The relatively small European contribution to App Store revenue was probably another factor weighing in favor of compliance. If Apple could find a way to comply with the DMA in Europe while maintaining the walled garden elsewhere, then at most, the revenue damage would be some large portion of the 2% European contribution.

And this brings us to the final factor in favor of compliance, which I did not account for. At some point, Apple must have decided that it was technically feasible to create a version of iOS tailored to the requirements of the DMA while the rest of the world would get a different version.
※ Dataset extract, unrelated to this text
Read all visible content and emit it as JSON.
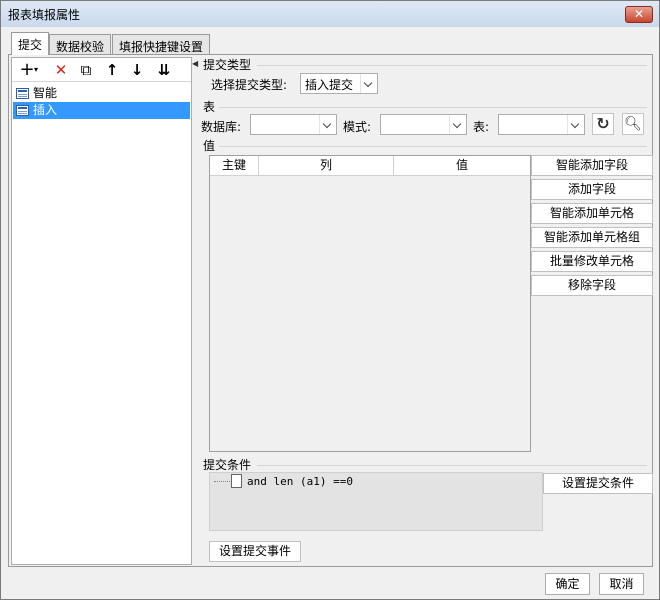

Or something like that. It’s not clear how they’re going about it, but presumably, the cost of this is less than the revenue hit if Apple made the EU version universal for the world. The walled garden will not be entirely torn down, merely reduced in size, for now.

Investor takeaways: a more open iOS will increase market share

One argument on behalf of compliance with the DMA that I doubt was given much credence within Apple is that an open iOS will increase market share. I suggested it back in July, but I believe it more strongly now.

Openness, variety, and low initial cost are the main advantages of Google’s (GOOG) Android. While Apple can’t compete on variety and cost, an open iOS platform would take away at least one important Android advantage. Apple will probably find ways to mitigate the malware risk in doing so, which will also be an advantage.

As users discover that Apple offers the best of both worlds, openness with security, more Android users will be motivated to switch. As Apple gains market share in Europe, it will have to rethink its policy of containment of the DMA version.

Undoubtedly, Apple naysayers will depict the end of the walled garden as a fundamental threat to iOS and Apple’s dominance of smartphone profitability. Far from being a threat, I expect the end of the walled garden to open up new avenues of market expansion for iPhone. I remain long Apple and rate it a buy.


Disclosure: I/we have a beneficial long position in the shares of AAPL either through stock ownership, options, or other derivatives. I wrote this article myself, and it expresses my own opinions. I am not receiving compensation for it (other than from Seeking Alpha). I have no business relationship with any company whose stock is mentioned in this article.